What does it have to do with plausible? You're saying that he's racist for doing something even though it could be perceived as racist, whereas originally you were saying he was racist because he was wrong and just assumed it would be terrible because it's a black congressman. Those are very different arguments.
The whole reason I got involved in this was because you were saying he only called it crime-infested because he was retaliating against a black congressman and using incorrect statistics, whereas my point was that he's repeatedly talked about inner cities being crime infested and that if you look at the actual statistics for the county, as well as the census reports, you'll see that that descriptor is not inaccurate beyond being the usual hyperbole Trump uses in every sentence.
whereas my point was that he's repeatedly talked about inner cities being crime infested
Well he already had a history of making that a race issue well before this occurred. Shown by the link I provided which mentioned the connection that people had already made over 3 months ago.
And the point wasn't that he was racist because he was wrong. It was that
because it was a black man that he was attacking, he fell back on a narrative that he'd previously and repeatedly used with racial connections, regardless of whether that had anything to do with the facts. If there was a
single incident where he critiques a white opponent using the same logic as this then you might have a point. But the fact is so far he had a reputation for making a connection between inner-city decay and
black people, continuously. so when he makes a connection between a
black leader and inner-city decay, then it's takes a bit of stretching
not to see that as the same race connection he constantly made during the election.

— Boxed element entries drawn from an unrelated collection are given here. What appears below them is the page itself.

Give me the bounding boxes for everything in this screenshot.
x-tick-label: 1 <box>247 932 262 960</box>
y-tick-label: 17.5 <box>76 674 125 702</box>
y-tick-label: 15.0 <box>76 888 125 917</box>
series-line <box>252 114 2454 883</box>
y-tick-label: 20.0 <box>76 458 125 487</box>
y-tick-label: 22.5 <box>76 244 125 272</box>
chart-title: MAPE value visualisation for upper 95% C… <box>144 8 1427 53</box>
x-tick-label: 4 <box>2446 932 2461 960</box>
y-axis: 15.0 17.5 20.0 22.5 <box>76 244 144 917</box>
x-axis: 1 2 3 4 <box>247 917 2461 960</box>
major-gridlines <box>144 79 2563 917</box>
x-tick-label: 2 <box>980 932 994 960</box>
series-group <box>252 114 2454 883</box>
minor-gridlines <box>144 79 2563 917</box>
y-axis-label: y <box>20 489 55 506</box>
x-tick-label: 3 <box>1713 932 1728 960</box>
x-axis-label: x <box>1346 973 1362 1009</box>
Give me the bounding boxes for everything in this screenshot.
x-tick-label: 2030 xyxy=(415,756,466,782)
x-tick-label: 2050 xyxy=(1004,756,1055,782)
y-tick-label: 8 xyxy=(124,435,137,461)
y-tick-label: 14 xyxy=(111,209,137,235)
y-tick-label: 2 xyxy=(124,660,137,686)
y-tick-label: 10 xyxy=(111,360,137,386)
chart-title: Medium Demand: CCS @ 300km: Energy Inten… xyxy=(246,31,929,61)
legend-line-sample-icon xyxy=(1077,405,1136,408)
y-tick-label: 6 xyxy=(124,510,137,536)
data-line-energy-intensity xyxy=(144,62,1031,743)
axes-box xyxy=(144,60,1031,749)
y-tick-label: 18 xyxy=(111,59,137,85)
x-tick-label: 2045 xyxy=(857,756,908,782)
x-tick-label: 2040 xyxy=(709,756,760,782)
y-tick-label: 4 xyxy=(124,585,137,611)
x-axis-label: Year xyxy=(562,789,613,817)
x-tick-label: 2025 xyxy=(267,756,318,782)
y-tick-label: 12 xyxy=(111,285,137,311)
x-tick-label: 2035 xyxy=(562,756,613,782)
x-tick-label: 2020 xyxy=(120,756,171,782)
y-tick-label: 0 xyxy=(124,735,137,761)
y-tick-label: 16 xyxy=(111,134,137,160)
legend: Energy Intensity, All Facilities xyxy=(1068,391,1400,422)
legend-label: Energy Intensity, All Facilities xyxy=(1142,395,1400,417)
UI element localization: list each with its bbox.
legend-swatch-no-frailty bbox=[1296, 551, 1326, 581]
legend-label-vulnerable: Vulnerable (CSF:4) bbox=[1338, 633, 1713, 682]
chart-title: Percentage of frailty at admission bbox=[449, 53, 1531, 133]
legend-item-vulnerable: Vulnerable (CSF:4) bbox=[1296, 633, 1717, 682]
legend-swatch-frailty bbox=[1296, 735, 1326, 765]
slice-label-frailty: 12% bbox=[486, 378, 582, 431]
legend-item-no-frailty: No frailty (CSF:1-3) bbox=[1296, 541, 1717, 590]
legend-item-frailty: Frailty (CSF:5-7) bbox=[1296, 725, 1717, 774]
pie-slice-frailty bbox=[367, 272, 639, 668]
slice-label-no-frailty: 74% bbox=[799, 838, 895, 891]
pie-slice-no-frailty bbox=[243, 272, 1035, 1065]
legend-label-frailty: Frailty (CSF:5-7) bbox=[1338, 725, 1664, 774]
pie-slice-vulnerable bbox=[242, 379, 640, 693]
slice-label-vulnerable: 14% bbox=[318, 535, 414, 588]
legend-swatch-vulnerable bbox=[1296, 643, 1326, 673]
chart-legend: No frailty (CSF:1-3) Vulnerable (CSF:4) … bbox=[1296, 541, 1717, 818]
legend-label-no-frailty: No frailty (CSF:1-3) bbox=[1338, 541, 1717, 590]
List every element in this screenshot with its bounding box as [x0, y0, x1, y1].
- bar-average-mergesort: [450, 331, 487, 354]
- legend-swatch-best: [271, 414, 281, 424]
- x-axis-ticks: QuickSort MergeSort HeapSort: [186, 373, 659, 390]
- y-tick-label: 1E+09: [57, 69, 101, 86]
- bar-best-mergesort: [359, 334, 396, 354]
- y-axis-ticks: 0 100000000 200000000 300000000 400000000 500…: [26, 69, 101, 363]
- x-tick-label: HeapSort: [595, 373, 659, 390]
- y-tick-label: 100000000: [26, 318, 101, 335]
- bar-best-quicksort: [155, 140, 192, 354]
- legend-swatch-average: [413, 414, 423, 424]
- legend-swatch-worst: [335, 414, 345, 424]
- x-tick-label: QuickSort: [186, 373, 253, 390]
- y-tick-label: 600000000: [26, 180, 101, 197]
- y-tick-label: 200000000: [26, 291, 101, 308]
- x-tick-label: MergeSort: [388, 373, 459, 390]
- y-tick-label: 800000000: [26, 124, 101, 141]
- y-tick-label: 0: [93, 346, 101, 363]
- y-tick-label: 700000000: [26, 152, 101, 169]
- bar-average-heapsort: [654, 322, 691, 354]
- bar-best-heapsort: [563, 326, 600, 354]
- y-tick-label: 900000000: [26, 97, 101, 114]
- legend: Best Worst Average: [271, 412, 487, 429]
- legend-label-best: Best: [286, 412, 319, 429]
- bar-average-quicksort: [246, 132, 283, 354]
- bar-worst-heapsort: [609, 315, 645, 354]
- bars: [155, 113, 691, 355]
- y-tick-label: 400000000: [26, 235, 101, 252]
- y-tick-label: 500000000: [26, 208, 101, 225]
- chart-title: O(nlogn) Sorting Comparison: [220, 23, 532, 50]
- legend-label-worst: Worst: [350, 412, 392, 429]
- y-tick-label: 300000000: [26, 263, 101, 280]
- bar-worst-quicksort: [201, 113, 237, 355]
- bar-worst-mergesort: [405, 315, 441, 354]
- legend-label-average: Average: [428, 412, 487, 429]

And the point you made that he "didn't care about the rebukes" he'd received for connecting black people to urban decay: Whether he "cared" is irrelevant. His connection between "inner city" and "black crime" in his speeches was well known and widely talked about. So he knew people were picking up on it.
So when he launches a personal tirade against a black leader using the exact same language, it's not believable to say that the race of the person he was attacking never entered his mind when writing that. He would at least have had to be aware of how other people would make those connections about what he wrote.
You know, just google "trump inner city" and 10/10 links on the first page are about Trump equating urban decay with black people or talking to black people about it. Basically any time he mentioned "inner city" in a speech, he mentioned black people within the next 1-2 sentences.